Option Pros Cons Why not chosen
Server-side reservation (central DB or GitHub label) Perfectly serialised across machines Requires network for every claim; adds external dependency; complex to set up Not suitable for offline dev workflows
Single shared worktree (no isolation) No cross-worktree visibility problem Violates ADR-0535 isolation rule; agents writing to same working tree cause checkout conflicts Explicitly rejected by feedback_agents_isolated_worktree_only.md
Monotonic counter in a git note Persists across forks without a DB Git notes are easy to lose on rebase; requires force-push to update; racy without a lock Too fragile; rebase notes do not solve the cross-worktree gap
Single-machine lock file in common .git/ Cheap; visible to all worktrees Does not cover separate machines or container agents with different .git/ mounts Insufficient for the CI collision pattern (2026-05-19); combined with adr-claims as the intra-machine layer
Require all agents to push stubs before claiming Perfectly visible via remote scan Requires a push per claim (slow, noisy history); stub commits pollute the log Unacceptable workflow friction

Consequences

  • Positive: parallel agents on the same host sharing a .git/ common dir will no longer collide; the adr-claims mechanism is instant (no network round-trip).

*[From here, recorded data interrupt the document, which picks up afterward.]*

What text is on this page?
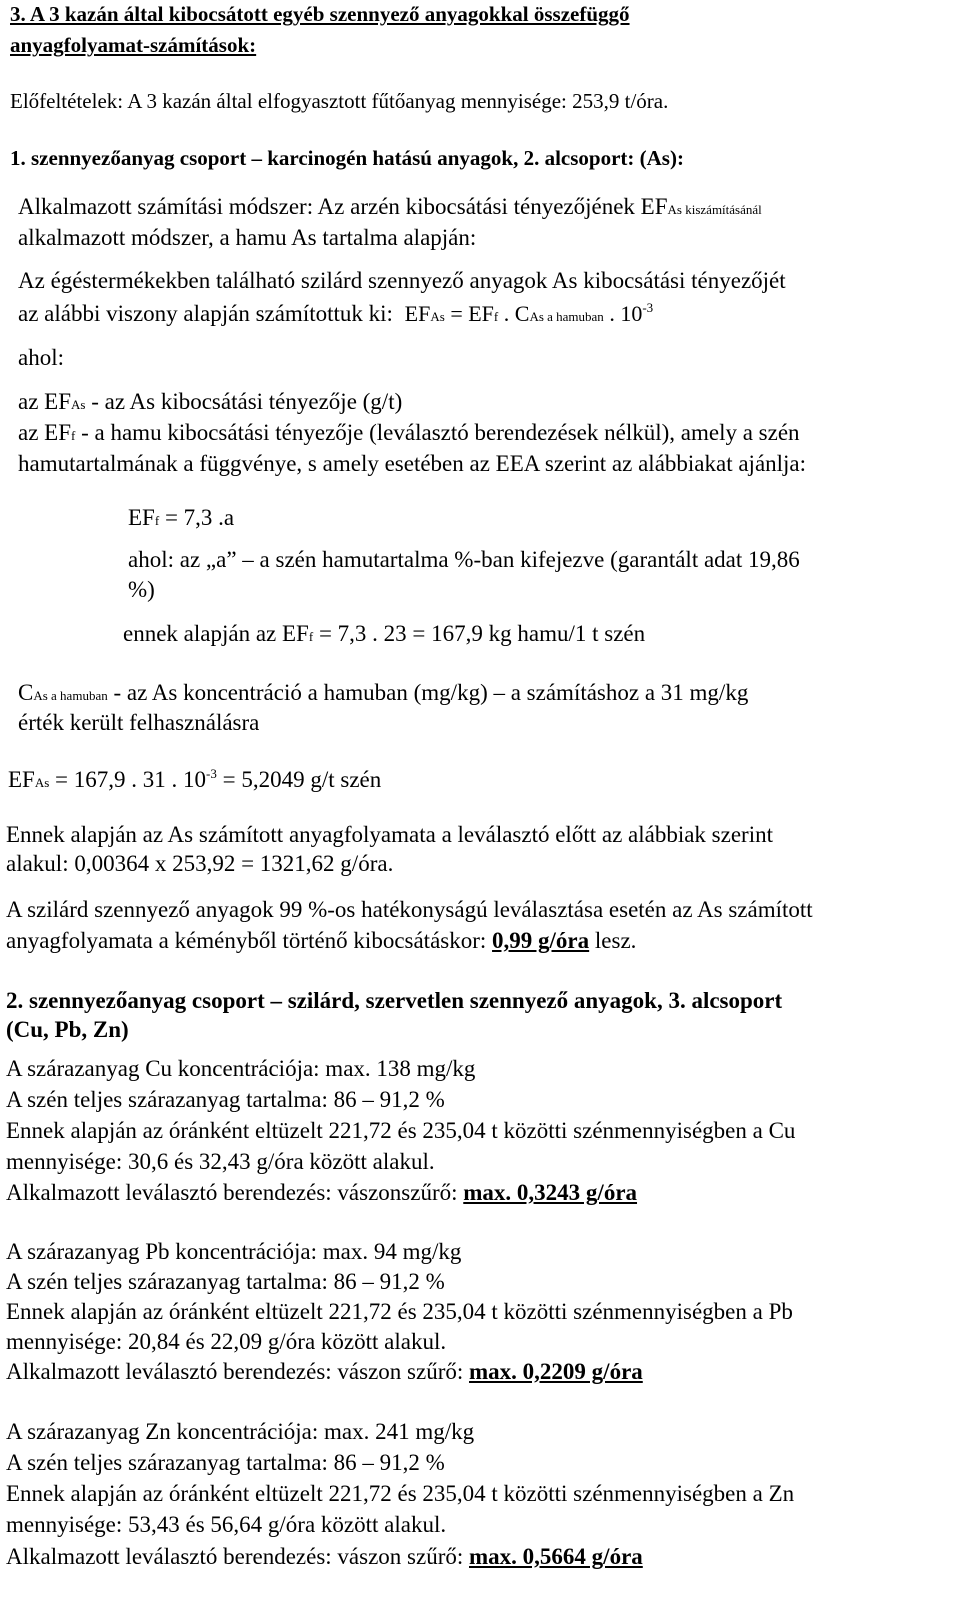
3. A 3 kazán által kibocsátott egyéb szennyező anyagokkal összefüggő
anyagfolyamat-számítások:
Előfeltételek: A 3 kazán által elfogyasztott fűtőanyag mennyisége: 253,9 t/óra.
1. szennyezőanyag csoport – karcinogén hatású anyagok, 2. alcsoport: (As):
Alkalmazott számítási módszer: Az arzén kibocsátási tényezőjének EFAs kiszámításánál
alkalmazott módszer, a hamu As tartalma alapján:
Az égéstermékekben található szilárd szennyező anyagok As kibocsátási tényezőjét
az alábbi viszony alapján számítottuk ki: EFAs = EFf . CAs a hamuban . $10^{-3}$
ahol:
az EFAs - az As kibocsátási tényezője (g/t)
az EFf - a hamu kibocsátási tényezője (leválasztó berendezések nélkül), amely a szén
hamutartalmának a függvénye, s amely esetében az EEA szerint az alábbiakat ajánlja:
EFf = 7,3 .a
ahol: az „a” – a szén hamutartalma %-ban kifejezve (garantált adat 19,86
%)
ennek alapján az EFf = 7,3 . 23 = 167,9 kg hamu/1 t szén
CAs a hamuban - az As koncentráció a hamuban (mg/kg) – a számításhoz a 31 mg/kg
érték került felhasználásra
EFAs = 167,9 . 31 . $10^{-3} = 5,2049$ g/t szén
Ennek alapján az As számított anyagfolyamata a leválasztó előtt az alábbiak szerint
alakul: 0,00364 x 253,92 = 1321,62 g/óra.
A szilárd szennyező anyagok 99 %-os hatékonyságú leválasztása esetén az As számított
anyagfolyamata a kéményből történő kibocsátáskor: 0,99 g/óra lesz.
2. szennyezőanyag csoport – szilárd, szervetlen szennyező anyagok, 3. alcsoport
(Cu, Pb, Zn)
A szárazanyag Cu koncentrációja: max. 138 mg/kg
A szén teljes szárazanyag tartalma: 86 – 91,2 %
Ennek alapján az óránként eltüzelt 221,72 és 235,04 t közötti szénmennyiségben a Cu
mennyisége: 30,6 és 32,43 g/óra között alakul.
Alkalmazott leválasztó berendezés: vászonszűrő: max. 0,3243 g/óra
A szárazanyag Pb koncentrációja: max. 94 mg/kg
A szén teljes szárazanyag tartalma: 86 – 91,2 %
Ennek alapján az óránként eltüzelt 221,72 és 235,04 t közötti szénmennyiségben a Pb
mennyisége: 20,84 és 22,09 g/óra között alakul.
Alkalmazott leválasztó berendezés: vászon szűrő: max. 0,2209 g/óra
A szárazanyag Zn koncentrációja: max. 241 mg/kg
A szén teljes szárazanyag tartalma: 86 – 91,2 %
Ennek alapján az óránként eltüzelt 221,72 és 235,04 t közötti szénmennyiségben a Zn
mennyisége: 53,43 és 56,64 g/óra között alakul.
Alkalmazott leválasztó berendezés: vászon szűrő: max. 0,5664 g/óra
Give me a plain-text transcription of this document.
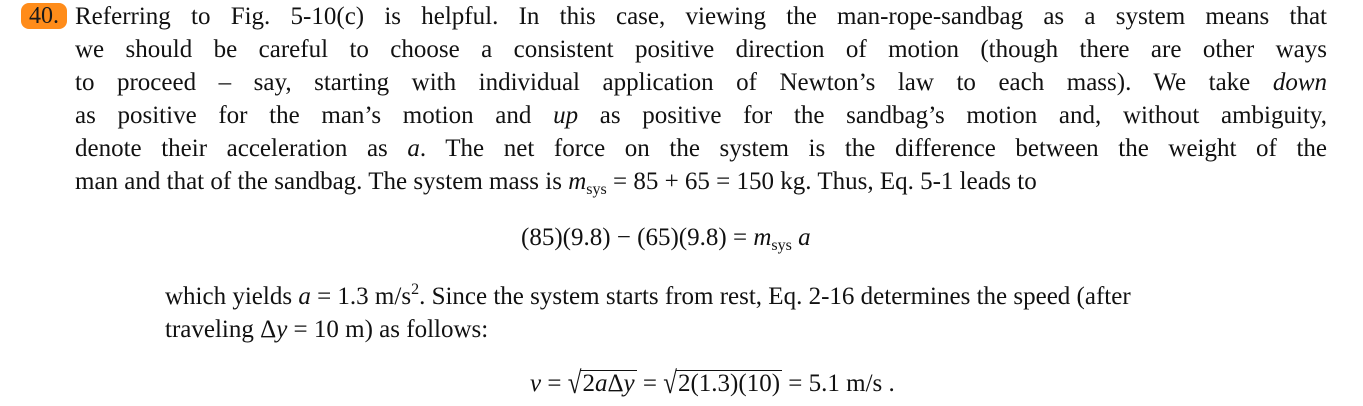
40. Referring to Fig. 5-10(c) is helpful. In this case, viewing the man-rope-sandbag as a system means that
we should be careful to choose a consistent positive direction of motion (though there are other ways
to proceed – say, starting with individual application of Newton’s law to each mass). We take down
as positive for the man’s motion and up as positive for the sandbag’s motion and, without ambiguity,
denote their acceleration as a. The net force on the system is the difference between the weight of the
man and that of the sandbag. The system mass is $m_{sys} = 85 + 65 = 150$ kg. Thus, Eq. 5-1 leads to
$(85)(9.8) - (65)(9.8) = m_{sys}$ a
which yields a = 1.3 $m/s^2$. Since the system starts from rest, Eq. 2-16 determines the speed (after
traveling Δy = 10 m) as follows:
v = √2aΔy = √2(1.3)(10) = 5.1 m/s .
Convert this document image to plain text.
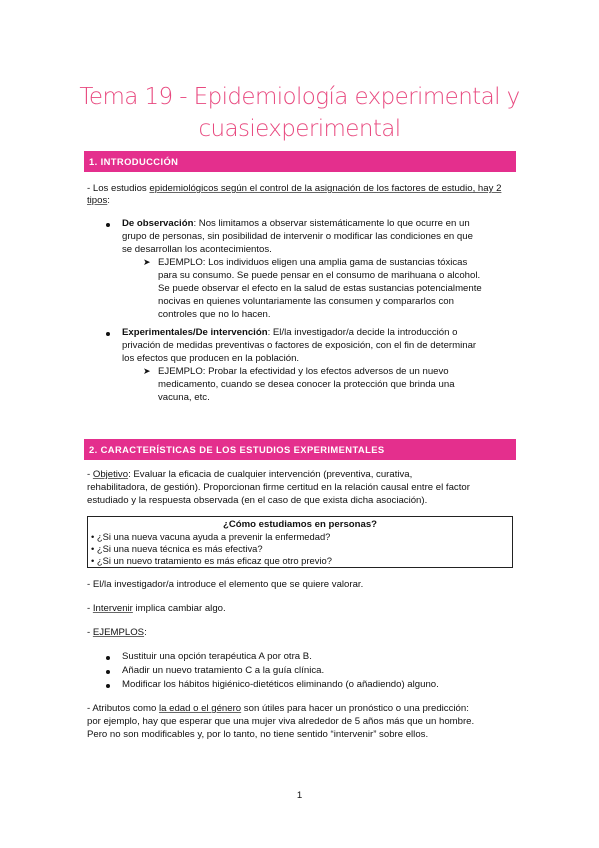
Tema 19 - Epidemiología experimental y
cuasiexperimental
1. INTRODUCCIÓN
- Los estudios epidemiológicos según el control de la asignación de los factores de estudio, hay 2 tipos:
De observación: Nos limitamos a observar sistemáticamente lo que ocurre en un
grupo de personas, sin posibilidad de intervenir o modificar las condiciones en que
se desarrollan los acontecimientos.
➤ EJEMPLO: Los individuos eligen una amplia gama de sustancias tóxicas
para su consumo. Se puede pensar en el consumo de marihuana o alcohol.
Se puede observar el efecto en la salud de estas sustancias potencialmente
nocivas en quienes voluntariamente las consumen y compararlos con
controles que no lo hacen.
Experimentales/De intervención: El/la investigador/a decide la introducción o
privación de medidas preventivas o factores de exposición, con el fin de determinar
los efectos que producen en la población.
➤ EJEMPLO: Probar la efectividad y los efectos adversos de un nuevo
medicamento, cuando se desea conocer la protección que brinda una
vacuna, etc.
2. CARACTERÍSTICAS DE LOS ESTUDIOS EXPERIMENTALES
- Objetivo: Evaluar la eficacia de cualquier intervención (preventiva, curativa,
rehabilitadora, de gestión). Proporcionan firme certitud en la relación causal entre el factor
estudiado y la respuesta observada (en el caso de que exista dicha asociación).
¿Cómo estudiamos en personas?
• ¿Si una nueva vacuna ayuda a prevenir la enfermedad?
• ¿Si una nueva técnica es más efectiva?
• ¿Si un nuevo tratamiento es más eficaz que otro previo?
- El/la investigador/a introduce el elemento que se quiere valorar.
- Intervenir implica cambiar algo.
- EJEMPLOS:
Sustituir una opción terapéutica A por otra B.
Añadir un nuevo tratamiento C a la guía clínica.
Modificar los hábitos higiénico-dietéticos eliminando (o añadiendo) alguno.
- Atributos como la edad o el género son útiles para hacer un pronóstico o una predicción:
por ejemplo, hay que esperar que una mujer viva alrededor de 5 años más que un hombre.
Pero no son modificables y, por lo tanto, no tiene sentido “intervenir” sobre ellos.
1
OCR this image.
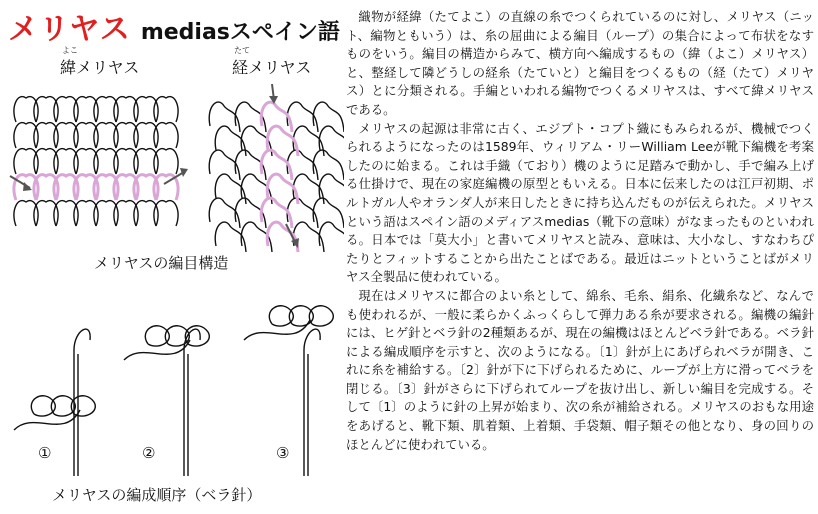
メリヤス mediasスペイン語
よこ
緯メリヤス
たて
経メリヤス
メリヤスの編目構造
①	②	③
メリヤスの編成順序（ベラ針）

織物が経緯（たてよこ）の直線の糸でつくられているのに対し、メリヤス（ニット、編物ともいう）は、糸の屈曲による編目（ループ）の集合によって布状をなすものをいう。編目の構造からみて、横方向へ編成するもの（緯（よこ）メリヤス）と、整経して隣どうしの経糸（たていと）と編目をつくるもの（経（たて）メリヤス）とに分類される。手編といわれる編物でつくるメリヤスは、すべて緯メリヤスである。

メリヤスの起源は非常に古く、エジプト・コプト織にもみられるが、機械でつくられるようになったのは1589年、ウィリアム・リーWilliam Leeが靴下編機を考案したのに始まる。これは手織（ており）機のように足踏みで動かし、手で編み上げる仕掛けで、現在の家庭編機の原型ともいえる。日本に伝来したのは江戸初期、ポルトガル人やオランダ人が来日したときに持ち込んだものが伝えられた。メリヤスという語はスペイン語のメディアスmedias（靴下の意味）がなまったものといわれる。日本では「莫大小」と書いてメリヤスと読み、意味は、大小なし、すなわちぴたりとフィットすることから出たことばである。最近はニットということばがメリヤス全製品に使われている。

現在はメリヤスに都合のよい糸として、綿糸、毛糸、絹糸、化繊糸など、なんでも使われるが、一般に柔らかくふっくらして弾力ある糸が要求される。編機の編針には、ヒゲ針とベラ針の2種類あるが、現在の編機はほとんどベラ針である。ベラ針による編成順序を示すと、次のようになる。〔1〕針が上にあげられベラが開き、これに糸を補給する。〔2〕針が下に下げられるために、ループが上方に滑ってベラを閉じる。〔3〕針がさらに下げられてループを抜け出し、新しい編目を完成する。そして〔1〕のように針の上昇が始まり、次の糸が補給される。メリヤスのおもな用途をあげると、靴下類、肌着類、上着類、手袋類、帽子類その他となり、身の回りのほとんどに使われている。
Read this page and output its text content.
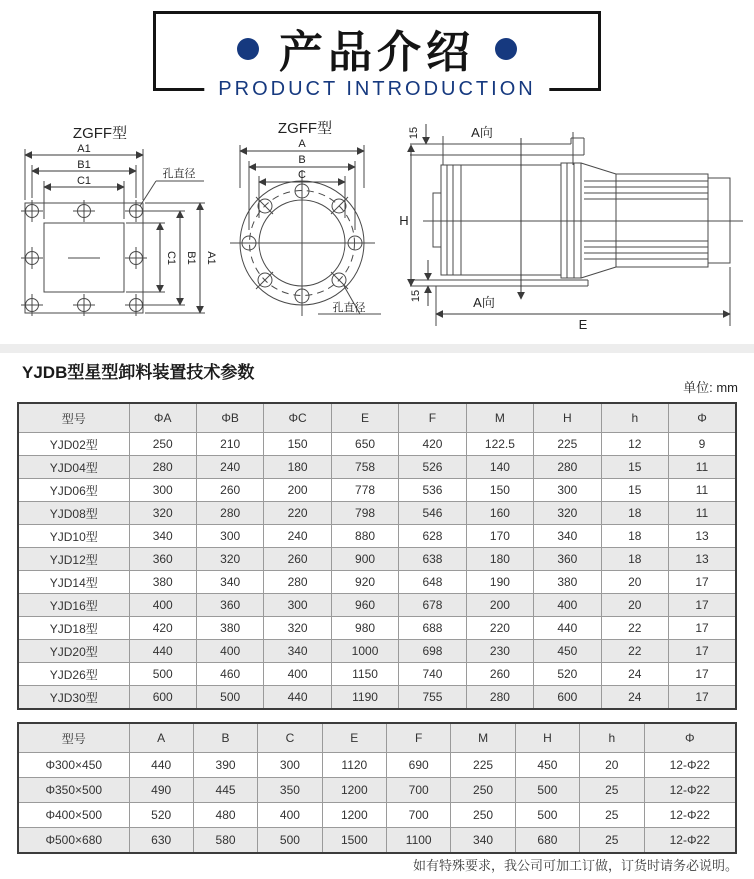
产品介绍
PRODUCT INTRODUCTION
ZGFF型
A1
B1
C1
孔直径
C1 B1 A1
ZGFF型
A
B
C
孔直径
15	A向
H
15	A向
E
YJDB型星型卸料装置技术参数
单位: mm
型号	ΦA	ΦB	ΦC	E	F	M	H	h	Φ
YJD02型	250	210	150	650	420	122.5	225	12	9
YJD04型	280	240	180	758	526	140	280	15	11
YJD06型	300	260	200	778	536	150	300	15	11
YJD08型	320	280	220	798	546	160	320	18	11
YJD10型	340	300	240	880	628	170	340	18	13
YJD12型	360	320	260	900	638	180	360	18	13
YJD14型	380	340	280	920	648	190	380	20	17
YJD16型	400	360	300	960	678	200	400	20	17
YJD18型	420	380	320	980	688	220	440	22	17
YJD20型	440	400	340	1000	698	230	450	22	17
YJD26型	500	460	400	1150	740	260	520	24	17
YJD30型	600	500	440	1190	755	280	600	24	17
型号	A	B	C	E	F	M	H	h	Φ
Φ300×450	440	390	300	1120	690	225	450	20	12-Φ22
Φ350×500	490	445	350	1200	700	250	500	25	12-Φ22
Φ400×500	520	480	400	1200	700	250	500	25	12-Φ22
Φ500×680	630	580	500	1500	1100	340	680	25	12-Φ22
如有特殊要求，我公司可加工订做，订货时请务必说明。
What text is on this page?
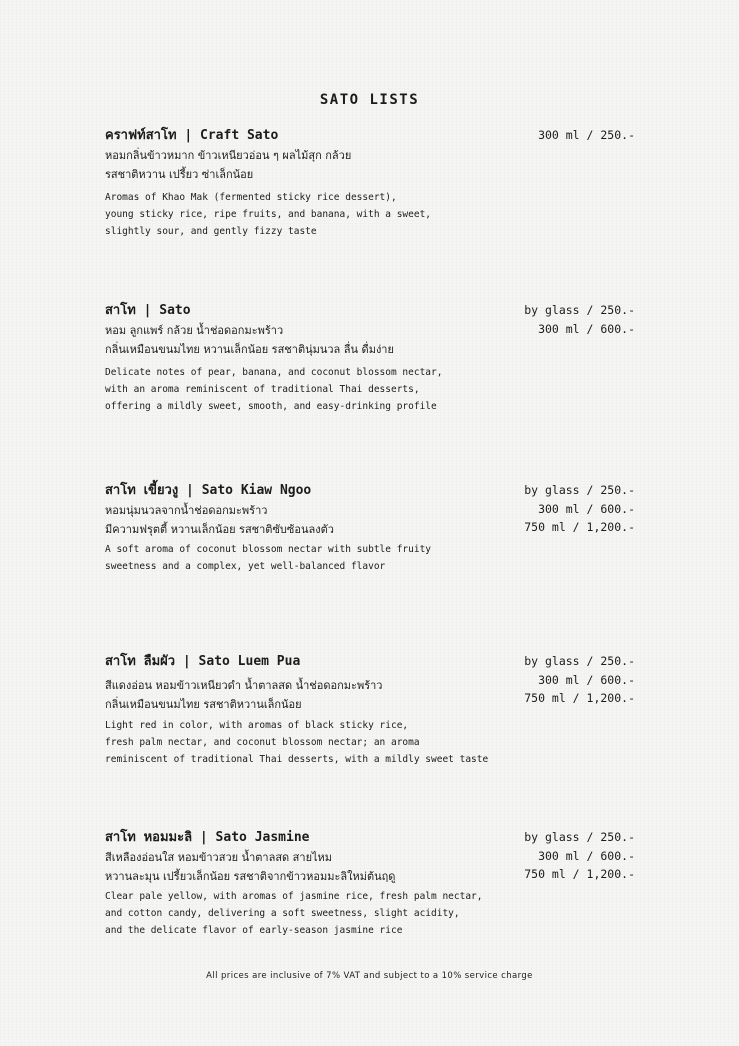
SATO LISTS
คราฟท์สาโท | Craft Sato
หอมกลิ่นข้าวหมาก ข้าวเหนียวอ่อน ๆ ผลไม้สุก กล้วย
รสชาติหวาน เปรี้ยว ซ่าเล็กน้อย
Aromas of Khao Mak (fermented sticky rice dessert),
young sticky rice, ripe fruits, and banana, with a sweet,
slightly sour, and gently fizzy taste
300 ml / 250.-
สาโท | Sato
หอม ลูกแพร์ กล้วย น้ำช่อดอกมะพร้าว
กลิ่นเหมือนขนมไทย หวานเล็กน้อย รสชาตินุ่มนวล ลื่น ดื่มง่าย
Delicate notes of pear, banana, and coconut blossom nectar,
with an aroma reminiscent of traditional Thai desserts,
offering a mildly sweet, smooth, and easy-drinking profile
by glass / 250.-
300 ml / 600.-
สาโท เขี้ยวงู | Sato Kiaw Ngoo
หอมนุ่มนวลจากน้ำช่อดอกมะพร้าว
มีความฟรุตตี้ หวานเล็กน้อย รสชาติซับซ้อนลงตัว
A soft aroma of coconut blossom nectar with subtle fruity
sweetness and a complex, yet well-balanced flavor
by glass / 250.-
300 ml / 600.-
750 ml / 1,200.-
สาโท ลืมผัว | Sato Luem Pua
สีแดงอ่อน หอมข้าวเหนียวดำ น้ำตาลสด น้ำช่อดอกมะพร้าว
กลิ่นเหมือนขนมไทย รสชาติหวานเล็กน้อย
Light red in color, with aromas of black sticky rice,
fresh palm nectar, and coconut blossom nectar; an aroma
reminiscent of traditional Thai desserts, with a mildly sweet taste
by glass / 250.-
300 ml / 600.-
750 ml / 1,200.-
สาโท หอมมะลิ | Sato Jasmine
สีเหลืองอ่อนใส หอมข้าวสวย น้ำตาลสด สายไหม
หวานละมุน เปรี้ยวเล็กน้อย รสชาติจากข้าวหอมมะลิใหม่ต้นฤดู
Clear pale yellow, with aromas of jasmine rice, fresh palm nectar,
and cotton candy, delivering a soft sweetness, slight acidity,
and the delicate flavor of early-season jasmine rice
by glass / 250.-
300 ml / 600.-
750 ml / 1,200.-
All prices are inclusive of 7% VAT and subject to a 10% service charge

Agents on different machines or containers still benefit from the remote-branch scan covering already-pushed branches. The CI gate now also catches collisions among in-flight PRs before merge.
  • Negative: --claim now makes a network call (git ls-remote) that adds ~0.5–2 s to the claim path; the performance budget is < 5 s for 30 branches. Offline agents lose the remote-scan coverage (downgraded to a warning, not a fatal error). The adr-claims/ directory must be added to .gitignore / excluded from git clean to prevent accidental deletion.
  • Neutral / follow-ups: the .git/adr-claims/ directory is created inside the common .git/ dir which git does not track, so no .gitignore entry is needed. CI collision guard update requires gh CLI to be available in the runner (it is, on ubuntu-latest).

References

  • See ADR-0386 — original collision prevention ADR.
  • See ADR-0535 — the atomic allocator this ADR extends.
  • Source: req — "Today multiple PRs collided on ADR-0607 and ADR-0608. Root cause: each agent's worktree has its own local view (master tip + local .stub files only). Other agents' open PRs in separate worktrees / remote branches are INVISIBLE."
  • CI gate: .github/workflows/rule-enforcement.yml job adr-collision-check.
  • Implementation: scripts/adr/next-free.sh, scripts/adr/tests/test-next-free-remote-aware.sh.